Jean Teulé, après s’être attaqué à Rimbaud, Verlaine, Charles IX, ou au marquis de Montespan, se concentre sur Charles Baudelaire et ses Fleurs du mal qui ont changé le destin de la poésie française. Il avoue au micro d’Elodie Suigo que les fortes personnalités l’ont toujours fasciné : "Oui, j’aime bien les gens spéciaux. Sur qui il y a des choses à raconter".

Crénom, Baudelaire ! nous invite donc à mieux connaître la vie de ce poète constamment tiraillé entre le meilleur et le pire de ce qui constitue l’être humain, jusqu’à l’autodestruction. Il nous permet de comprendre la genèse de certains de ses poèmes, comme l’explique Jean Teulé : "Je voulais aussi, pour certains poèmes, raconter un peu comment on en était arrivé aux poèmes, pour qu’on les comprenne mieux".

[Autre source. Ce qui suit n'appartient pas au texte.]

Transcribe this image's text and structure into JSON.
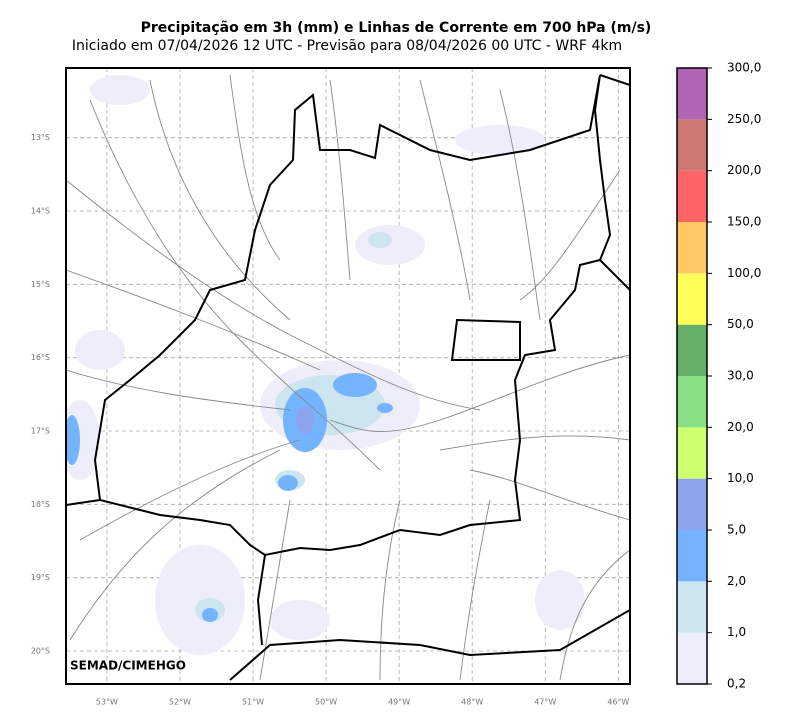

Un amour démesuré pour sa mère

Dans cet ouvrage, on grandit donc avec Baudelaire et l’écrivain jette les bases de sa personnalité profonde en évoquant sa relation avec sa mère, pour qui, il éprouve un amour fou, à la limite du malsain : "À 5 ans, Baudelaire aimait sa mère d’une façon très bizarre. À tel point que quand elle partait pour faire des courses, il était tellement en manque d’elle qu’il allait fourrer sa tête dans le panier de linge sale pour respirer le linge sale de sa mère, comme un drogué en manque". Son père, quant à lui, décède à cette époque, ce qui réjouit l’enfant qui n’a plus à partager sa mère. Jean Teulé raconte que cette symbiose rêvée par le petit Charles tourne court puisqu’elle se remarie 19 mois plus tard : "Et ça, ça a été sa blessure fondamentale. Et du jour au lendemain, il s’est mis à devenir absolument misogyne, il était d’une rare violence".

Cette souffrance du petit Baudelaire émeut Jean Teulé, d'autant plus que cette cassure aura de lourdes conséquences sur sa vie d’homme : "C’est en cela qu’il devient touchant et bouleversant et envoûtant."

Il était odieux avec tout le monde mais il ne se supportait pas lui-même.

Jean Teulé

à franceinfo

Baudelaire entretiendra toute sa vie des rapports étranges avec sa génitrice, valsant entre un amour inconditionnel réciproque et parfois se retrouvant face à une forme d’intransigeance maternelle, incompréhensible et quelque peu destructrice : "Il a voulu lui donner un exemplaire de la première édition des Fleurs du mal, elle l’a refusé en disant : 'Je ne veux pas d’un livre qui a été condamné par la justice'," dit Jean Teulé.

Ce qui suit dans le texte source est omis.